One of the less “typical” courses available here at UF is titled “Harry Potter and the Holocaust.” I’ve had the privilege of taking it. While I could write a column about that class alone — send an email, and maybe I will — there’s one theme I want to ramble about this week.
I hope the Harry Potter series was as much a part of your childhood as it was mine. I can honestly say I feel like a better person simply because I had loved the wonderful wizarding world. The character development was so well drawn-out; the plot was as rich as it was thick, and the line of morality was constantly being blurred. That’s what good children’s art does: It takes serious moral (“adult”) questions and themes and develops them for an audience that will one day have to answer them.

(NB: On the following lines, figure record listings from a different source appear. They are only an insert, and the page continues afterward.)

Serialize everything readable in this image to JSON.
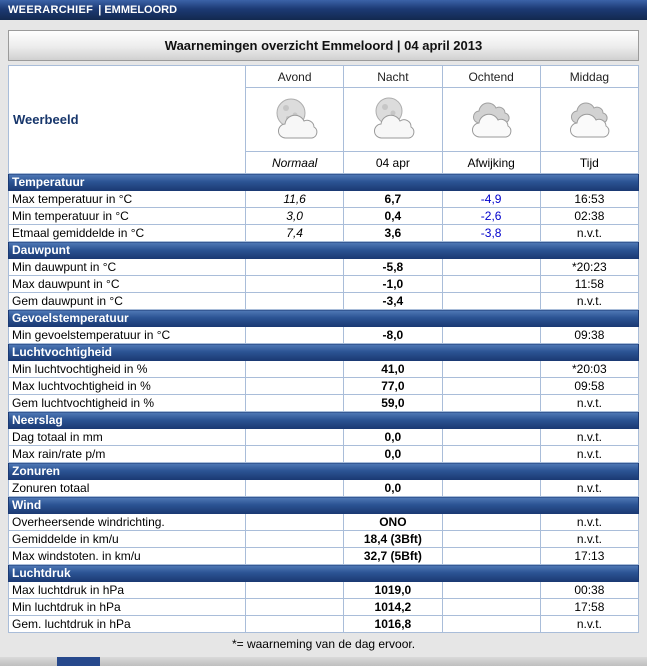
{
  "top_bar": {
    "site_title": "WEERARCHIEF",
    "site_separator_and_location": "| EMMELOORD"
  },
  "title_bar": {
    "title": "Waarnemingen overzicht Emmeloord | 04 april 2013"
  },
  "table": {
    "row_group_label": "Weerbeeld",
    "period_headers": [
      "Avond",
      "Nacht",
      "Ochtend",
      "Middag"
    ],
    "icons": [
      "moon-behind-clouds-icon",
      "moon-behind-clouds-icon",
      "cloudy-icon",
      "cloudy-icon"
    ],
    "value_headers": [
      "Normaal",
      "04 apr",
      "Afwijking",
      "Tijd"
    ],
    "sections": [
      {
        "title": "Temperatuur",
        "rows": [
          {
            "label": "Max temperatuur in °C",
            "normaal": "11,6",
            "value": "6,7",
            "afwijking": "-4,9",
            "tijd": "16:53"
          },
          {
            "label": "Min temperatuur in °C",
            "normaal": "3,0",
            "value": "0,4",
            "afwijking": "-2,6",
            "tijd": "02:38"
          },
          {
            "label": "Etmaal gemiddelde in °C",
            "normaal": "7,4",
            "value": "3,6",
            "afwijking": "-3,8",
            "tijd": "n.v.t."
          }
        ]
      },
      {
        "title": "Dauwpunt",
        "rows": [
          {
            "label": "Min dauwpunt in °C",
            "normaal": "",
            "value": "-5,8",
            "afwijking": "",
            "tijd": "*20:23"
          },
          {
            "label": "Max dauwpunt in °C",
            "normaal": "",
            "value": "-1,0",
            "afwijking": "",
            "tijd": "11:58"
          },
          {
            "label": "Gem dauwpunt in °C",
            "normaal": "",
            "value": "-3,4",
            "afwijking": "",
            "tijd": "n.v.t."
          }
        ]
      },
      {
        "title": "Gevoelstemperatuur",
        "rows": [
          {
            "label": "Min gevoelstemperatuur in °C",
            "normaal": "",
            "value": "-8,0",
            "afwijking": "",
            "tijd": "09:38"
          }
        ]
      },
      {
        "title": "Luchtvochtigheid",
        "rows": [
          {
            "label": "Min luchtvochtigheid in %",
            "normaal": "",
            "value": "41,0",
            "afwijking": "",
            "tijd": "*20:03"
          },
          {
            "label": "Max luchtvochtigheid in %",
            "normaal": "",
            "value": "77,0",
            "afwijking": "",
            "tijd": "09:58"
          },
          {
            "label": "Gem luchtvochtigheid in %",
            "normaal": "",
            "value": "59,0",
            "afwijking": "",
            "tijd": "n.v.t."
          }
        ]
      },
      {
        "title": "Neerslag",
        "rows": [
          {
            "label": "Dag totaal in mm",
            "normaal": "",
            "value": "0,0",
            "afwijking": "",
            "tijd": "n.v.t."
          },
          {
            "label": "Max rain/rate p/m",
            "normaal": "",
            "value": "0,0",
            "afwijking": "",
            "tijd": "n.v.t."
          }
        ]
      },
      {
        "title": "Zonuren",
        "rows": [
          {
            "label": "Zonuren totaal",
            "normaal": "",
            "value": "0,0",
            "afwijking": "",
            "tijd": "n.v.t."
          }
        ]
      },
      {
        "title": "Wind",
        "rows": [
          {
            "label": "Overheersende windrichting.",
            "normaal": "",
            "value": "ONO",
            "afwijking": "",
            "tijd": "n.v.t."
          },
          {
            "label": "Gemiddelde in km/u",
            "normaal": "",
            "value": "18,4 (3Bft)",
            "afwijking": "",
            "tijd": "n.v.t."
          },
          {
            "label": "Max windstoten. in km/u",
            "normaal": "",
            "value": "32,7 (5Bft)",
            "afwijking": "",
            "tijd": "17:13"
          }
        ]
      },
      {
        "title": "Luchtdruk",
        "rows": [
          {
            "label": "Max luchtdruk in hPa",
            "normaal": "",
            "value": "1019,0",
            "afwijking": "",
            "tijd": "00:38"
          },
          {
            "label": "Min luchtdruk in hPa",
            "normaal": "",
            "value": "1014,2",
            "afwijking": "",
            "tijd": "17:58"
          },
          {
            "label": "Gem. luchtdruk in hPa",
            "normaal": "",
            "value": "1016,8",
            "afwijking": "",
            "tijd": "n.v.t."
          }
        ]
      }
    ]
  },
  "footnote": "*= waarneming van de dag ervoor.",
  "colors": {
    "header_bar_blue": "#1c3a74",
    "section_header_blue": "#2c5494",
    "deviation_text_blue": "#0000cc",
    "grid_line_blue": "#a9bdd9"
  }
}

More importantly, J.K. Rowling had the courage to answer those questions wrong. Children’s literature almost always ends up answering those questions right. It would seem that with children’s literature, the “moral of the story” goes hand in hand with the plot. But sometimes you’re forced to deal with less than ideal truths: questions of fairness (Should Harry have told Cedric about the dragon challenge in “Harry Potter and the Goblet of Fire”?), privacy (those eerie Occlumency lessons in “Harry Potter and the Order of the Phoenix”) and bravery (constantly bringing your nonconsenting fellow teenage friends into fights that could render them killed or worse, expelled). And these challenges lead to other moral dilemmas: “Should I harbor innocent but viciously persecuted fugitives if doing so could result in grave consequences for my family?” That question is not only asked in Harry Potter.
Another fantastic example of great children’s art is “Steven Spielberg Presents Animaniacs.” When this cartoon originally premiered in 1993, it was revolutionary. While it does not necessarily go into depth of moral questions, the humor evoked from each episode was intentionally designed to keep young and adult audiences in mind. There are wacky and zany slapstick gags (I love me a good ol' Acme Piano falling from the sky onto an unsuspecting villain’s head) that are meant for children. Adults could smirk alongside when obvious sexual “things” slipped by a child’s ear completely unnoticed (“Hellooooooo Nurse!” say Wakko and Yakko as their out-of-body heartbeats start to slowly slide down their pants). The Wheel of Morality often pitted viewers against each other (“If at first you don’t succeed, blame it on your parents”), breaking down the fourth wall in a way that is so goofy kids enjoy it seriously, and adults can’t help but chuckle at the sheer cringy-ness of it all (“Win a Free Trip to Tahiti!”).
Children’s art, like all art, inherently reflects the creators' understanding of the social environment we occupy. Whether you’re Schubert or Kendrick, Dickens or Rowling, Coppola or Spielberg, there’s something inherent in art that grants us access to the realities of one another and question the understanding of our own. Children’s art embodies this in a way that no other artistic medium can, and by that virtue alone, it demands we focus on it in a way that is as enjoyable as it is informative. Questions about Mudbloods seemed real in a different reality, but questions of hiding Jews were all too familiar in ours. I want you all, dear Summer A readers, to ask the morally charged questions of our time, like whether to accept refugees, to shoot the critically endangered gorilla or to build a wall (my heresy just made it 10 feet higher, it’s gonna be HUGE) and ask yourself: What would Hermione Granger do?
Zachary Lee is a UF philosophy senior. His columns appear on Tuesdays.